This book helped me appreciate the uniqueness of Christ being both fully human and fully God. The author’s writing encourages the reader to think critically about the character of God and how Jesus relates to us by becoming human and cares for us by living a perfect life. For example, Gilson writes about the many ways Jesus’ mission could have been thrown off course by being swayed by his family, countrymen, proprietary, and popularity.
“He was on a mission to change the world, completely and forever. He did it for joy and to reconcile us to God. He never wavered even a moment on the path. He never doubted it would happen according to plan.”
My favorite part of the book explored the paradoxical leadership of Jesus.

 
I never thought about how Jesus’ leadership style breaks every rule in the book. How would you like to follow a boss who thought he was perfect? Who never learned from his mistakes? Who never improved or asked for anyone’s opinion? Who claimed to be the final authority?
 
“Jesus had the authority to lead. He could take charge because he really was in charge.”
Too Good to Be False by Tom Gilson takes a fresh approach to understanding Jesus by accounting for the things Christ didn’t do.
 
“Jesus didn’t seem to learn from his mistakes, because he never made any.

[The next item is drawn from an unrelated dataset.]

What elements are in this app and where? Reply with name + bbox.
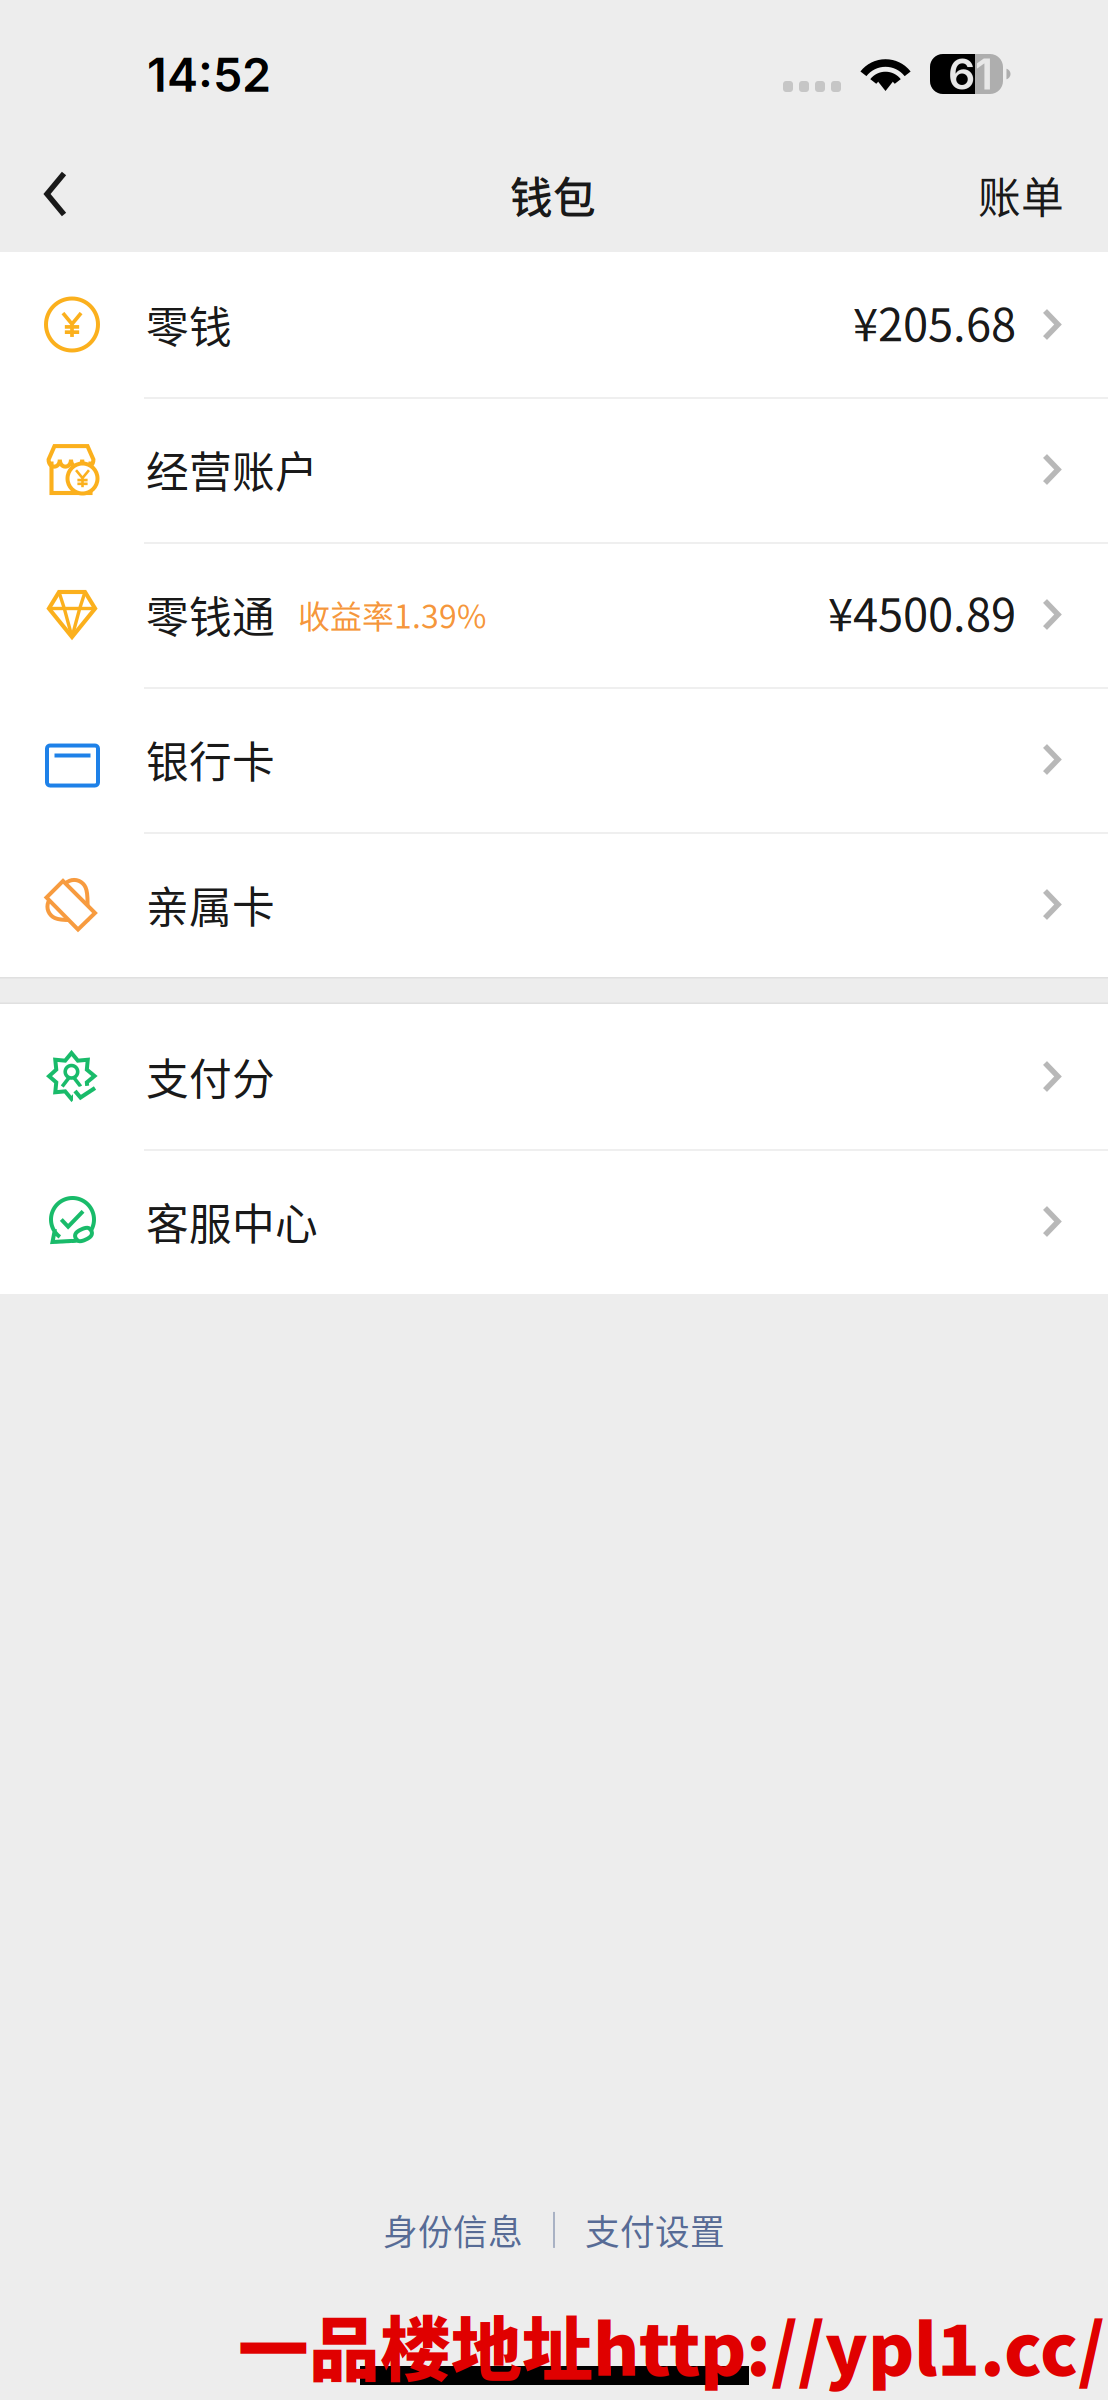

He never needed advice because he already knew. He acted like he knew it all because he actually did.”
So why did people follow Jesus if he broke all the leadership rules? The character of Jesus—his love, goodness, and trustworthiness revealed the truth and reality of who he was
 
“Considering all he had going against him in terms of standard leadership traits, why did people follow him anyway? Above all else, it must have been his overwhelming supernatural love. He served in humility, caring, and radical other-centeredness. That’s the kind of man who attracts followers. The disciples died for Jesus because Jesus died for the disciples.”
 
The author explains how Jesus never used his power for his own benefit.
 
“Jesus is the lone, striking exception to an otherwise universal human reality: character tends to crumble when it obtains too much power.”
 
In chapter three, Jesus’ Surpassing Brilliance, Gilson describes the emotional intelligence of Jesus.
 
“If Jesus is impressive for never getting an answer wrong, he is even more so for never getting his way of answering wrong. With the weak, he is tender, but to the strength, he brings the force of his mind and his authority.” 
Gilson’s apologetic teaching confronts skeptics who think the gospel writers made up JesusIf the life of Jesus was a legend, it would be impossible for the writers to display the Godhood and humanity of Jesus perfectly, never contradicting one another.
 
“There’s really just one good explanation for Jesus’ character, no one made him up. No one could have. The stories must be true accounts for the real-life Jesus lived by the most extraordinary person ever. He’s too good to be false.”
I highly recommend this book because it will help you understand the character of Jesus in ways you’ve never thought of before.
 
I received a free copy of this book from the publisher in exchange for my honest review.